Highest Ever Temperature Recorded In Finnish North

Region is seeing a massive decline in snow, ice and the ecosystem.

A weather observatory in the Finnish municipality of Utsjoki has recorded the highest ever temperatures for the region.

Ilmatieteen laitos recorded an insanely hot 34.7 Celsius for the area, prompting fears of ecosystem collapse and climate breakdown.

Last year, forest fires threatened thousands of lives damaging much of the woodland region of Siberia, as temperatures rose to astonishing levels not seen for years. It is expected that the temperature increase was made more likely by climate change, with many scientists beginning to worry about the potential impacts we will have to live with.

In a tweet, the local observatory said: “A new heat record of 33.5 degrees has been measured at Kevo, Utsjoki. The reading may still rise as the day progresses. This is known to be the second highest temperature measured in Lapland. Inari Thule is 34.7 degrees from 1914.”
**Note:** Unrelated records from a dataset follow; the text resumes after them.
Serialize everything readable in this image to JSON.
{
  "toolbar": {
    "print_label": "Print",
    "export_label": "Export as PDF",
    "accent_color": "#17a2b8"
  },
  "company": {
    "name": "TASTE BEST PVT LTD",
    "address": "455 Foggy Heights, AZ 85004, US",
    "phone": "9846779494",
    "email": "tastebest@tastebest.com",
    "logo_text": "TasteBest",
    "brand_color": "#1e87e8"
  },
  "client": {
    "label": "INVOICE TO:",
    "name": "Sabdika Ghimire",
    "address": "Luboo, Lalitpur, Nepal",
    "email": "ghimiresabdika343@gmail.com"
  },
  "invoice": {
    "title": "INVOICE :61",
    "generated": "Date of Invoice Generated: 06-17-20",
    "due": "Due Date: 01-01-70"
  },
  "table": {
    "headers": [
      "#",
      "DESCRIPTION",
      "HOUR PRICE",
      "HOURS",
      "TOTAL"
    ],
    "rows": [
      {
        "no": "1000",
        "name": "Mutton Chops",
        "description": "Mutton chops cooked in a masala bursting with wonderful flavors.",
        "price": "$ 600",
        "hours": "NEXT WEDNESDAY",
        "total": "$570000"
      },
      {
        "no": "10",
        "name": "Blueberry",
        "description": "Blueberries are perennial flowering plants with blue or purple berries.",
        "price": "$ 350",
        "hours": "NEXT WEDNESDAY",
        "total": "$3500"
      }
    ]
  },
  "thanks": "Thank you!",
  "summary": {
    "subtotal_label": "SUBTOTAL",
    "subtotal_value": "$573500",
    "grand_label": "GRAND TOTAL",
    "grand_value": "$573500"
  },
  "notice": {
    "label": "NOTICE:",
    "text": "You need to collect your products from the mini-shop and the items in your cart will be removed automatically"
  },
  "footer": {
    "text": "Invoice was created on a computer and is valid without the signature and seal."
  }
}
Researcher and professor Michael Reeder, who studies climate sciences, attributed the extreme heat in Finland to tropical lows and linked destructive heatwaves in the United States to the same phenomena. He said:

“It’s like plucking a guitar string. The disturbance propagated along the jet stream,”…“It gets to North America, it (amplified) and produced a big high pressure system in the middle part of the atmosphere.”

“So from that perspective, the high temperatures over Scandinavia are directly linked to what happened in North America.”

Such events are becoming widely expected each year, and its normalization is becoming a problem moving forward as incidents of extreme heat, floods and forest fire lose momentum in popular news outlets. It is framed as just another weather phenomenon and its sense of urgency is being lost along with concern for the future.